Koncern Renault oficjalnie dziś zaprezentował swój najnowszy model: Renault Austral to najnowsza propozycja francuskiej marki w segmencie kompaktowych SUV-ów. Co charakteryzuje ten samochód? Mamy informacje prosto z oficjalnej premiery światowej tego modelu. Naszym zdaniem ten technologiczny krewniak najnowszego Nissana Qashqaia może się podobać klientom.
Nowy Renault Austral to auto zbudowane na nowej platformie podłogowej Aliansu CMF-CD. Auto może być wyposażone w koła o rozmiarze do 20″, stylistycznie jest pełne typowych dla tego segmentu zabiegów: przednie i tylne osłony podwozia, kontrastowe boczne listwy ochronne, listwy progowe, prześwit wynoszący 17 cm i podwyższona linia okien dla lepszej ochrony pasażerów.
Renault Austral to auto z jednej strony o nowoczesnej stylistyce, z drugiej strony wierne designerskim wzorcom francuskiej marki. Wystarczy rzut oka na pas przedni z charakterystycznymi reflektorami czy wyróżniający się kształt tylnych lamp (oczywiście pełne LED-y, w opcji także światła matrycowe LED Matrix Vision) by z daleka rozpoznać jakiej marki jest to wóz dzięki doskonale rozpoznawalnej świetlnej sygnaturze.
Wóz ma klasyczne proporcje kompaktowego SUV-a. Ma 4,51 m długości, 1,62 wysokości i 1,83 szerokości. Przedni zwis wynosi 925 mm, a tylny 917 mm. Rozstaw osi to 2,67 m.
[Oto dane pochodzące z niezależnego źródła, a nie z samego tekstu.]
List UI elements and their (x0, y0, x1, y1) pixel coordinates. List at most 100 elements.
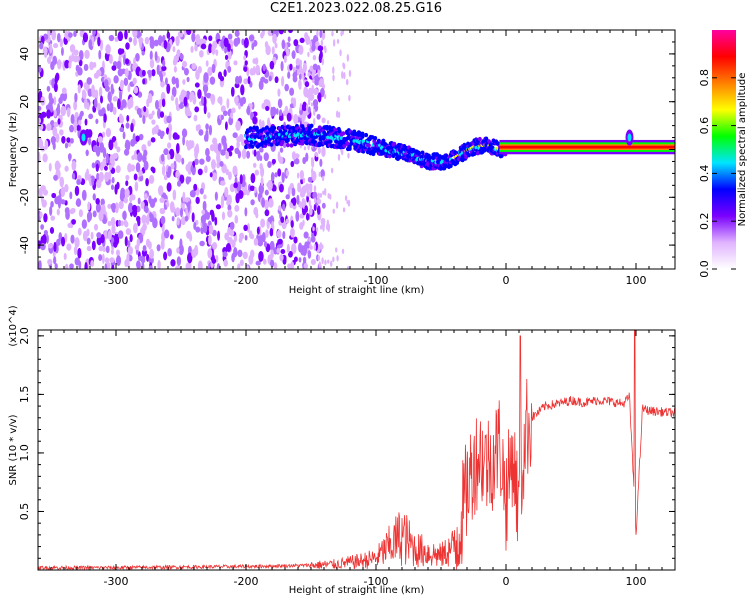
noise-cell (57, 59, 62, 70)
noise-cell (111, 65, 117, 71)
noise-cell (317, 45, 324, 52)
noise-cell (104, 257, 110, 264)
noise-cell (57, 103, 61, 111)
noise-cell (146, 98, 150, 108)
noise-cell (46, 56, 52, 64)
noise-cell (115, 165, 121, 174)
noise-cell (302, 156, 307, 165)
noise-cell (298, 242, 303, 253)
noise-cell (168, 129, 172, 141)
noise-cell (90, 260, 95, 267)
noise-cell (103, 113, 107, 123)
noise-cell (305, 212, 310, 221)
noise-cell (156, 244, 161, 252)
noise-cell (222, 251, 228, 258)
noise-cell (343, 72, 346, 80)
noise-cell (73, 49, 79, 56)
noise-cell (311, 43, 316, 52)
noise-cell (56, 32, 61, 43)
noise-cell (271, 46, 275, 55)
noise-cell (98, 171, 104, 183)
noise-cell (211, 258, 217, 264)
noise-cell (199, 240, 205, 247)
noise-cell (86, 237, 91, 245)
y-tick-label: 0.5 (18, 503, 31, 520)
noise-cell (95, 202, 102, 213)
noise-cell (243, 55, 247, 61)
noise-cell (335, 201, 339, 209)
noise-cell (336, 255, 339, 262)
noise-cell (307, 51, 310, 58)
noise-cell (114, 233, 118, 245)
noise-cell (53, 256, 57, 265)
noise-cell (175, 170, 180, 178)
noise-cell (324, 187, 327, 196)
noise-cell (315, 153, 319, 158)
noise-cell (293, 39, 299, 47)
noise-cell (172, 46, 176, 53)
noise-cell (133, 86, 139, 94)
track-cell (280, 139, 285, 145)
noise-cell (56, 208, 60, 216)
noise-cell (195, 143, 200, 154)
noise-cell (313, 108, 316, 116)
track-cell (249, 140, 254, 145)
noise-cell (320, 169, 325, 179)
noise-cell (194, 44, 198, 52)
noise-cell (271, 220, 275, 231)
track-cell (278, 129, 283, 134)
noise-cell (163, 39, 168, 50)
noise-cell (301, 115, 305, 126)
noise-cell (337, 111, 341, 119)
noise-cell (302, 219, 305, 227)
noise-cell (286, 112, 292, 122)
noise-cell (207, 248, 213, 259)
noise-cell (157, 259, 161, 269)
noise-cell (44, 139, 49, 150)
x-tick-label: 100 (626, 274, 647, 287)
noise-cell (137, 217, 141, 227)
noise-cell (252, 162, 257, 168)
noise-cell (160, 153, 165, 162)
noise-cell (96, 172, 100, 181)
noise-cell (75, 198, 82, 207)
noise-cell (242, 251, 248, 260)
noise-cell (102, 246, 106, 253)
track-cell (309, 123, 314, 129)
noise-cell (232, 132, 238, 139)
noise-cell (241, 148, 247, 160)
noise-cell (176, 256, 182, 266)
noise-cell (246, 105, 251, 116)
noise-cell (46, 85, 51, 92)
noise-cell (126, 114, 130, 122)
noise-cell (83, 82, 88, 90)
noise-cell (149, 58, 155, 69)
noise-cell (332, 256, 335, 263)
noise-cell (43, 213, 48, 223)
noise-cell (340, 148, 343, 154)
noise-cell (69, 191, 73, 200)
noise-cell (199, 158, 205, 165)
noise-cell (265, 105, 270, 112)
noise-cell (124, 188, 130, 198)
noise-cell (123, 219, 128, 226)
noise-cell (203, 104, 207, 115)
noise-cell (226, 199, 230, 206)
noise-cell (279, 183, 284, 193)
noise-cell (112, 96, 118, 102)
noise-cell (323, 45, 327, 50)
noise-cell (321, 57, 324, 66)
noise-cell (230, 86, 235, 97)
noise-cell (284, 83, 290, 92)
noise-cell (234, 30, 240, 38)
noise-cell (193, 114, 198, 122)
noise-cell (265, 229, 269, 238)
noise-cell (205, 123, 209, 131)
noise-cell (341, 71, 344, 79)
noise-cell (90, 231, 94, 240)
noise-cell (106, 261, 111, 269)
noise-cell (129, 96, 134, 107)
noise-cell (239, 174, 243, 185)
noise-cell (38, 66, 42, 73)
noise-cell (261, 120, 265, 129)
Auto będzie oferowane w siedmiobarwnej palecie lakierów: dwa odcienie bieli, czerwony, niebieski, czarny oraz wcześniej niedostępne w Renault dwa odcienie szarego lakietu w wersji Szary Schiste oraz Szary Schiste Satin (ten ostatni tylko w limitowanej edycji Renault Austral Esprit Alpine).
Renault Austral – zupełnie nowy kokpit
Uznając, że poprzednikiem Australa jest Renault Kadjar (ma on 4,49 m długości) to wnętrze Renault Austral w stosunku do Kadjara jest zdecydowanie nowocześniejsze i z racji większych gabarytów wozu zauważalnie bardziej przestronne.
Przed oczami kierowcy wirtualne zegary na zespolonym z deską rozdzielczą ekranie 12,3″, co ciekawe, pozbawionym daszka (ciekawi jesteśmy jak będzie z widocznością w pełnym słońcu), a w konsoli centralnej 12″ ekran z charakterystycznym, szerokim tunelem środkowym z wygodnym podłokietniką i miejscem na smartfon wyposażonym w indukcyjną ładowarkę.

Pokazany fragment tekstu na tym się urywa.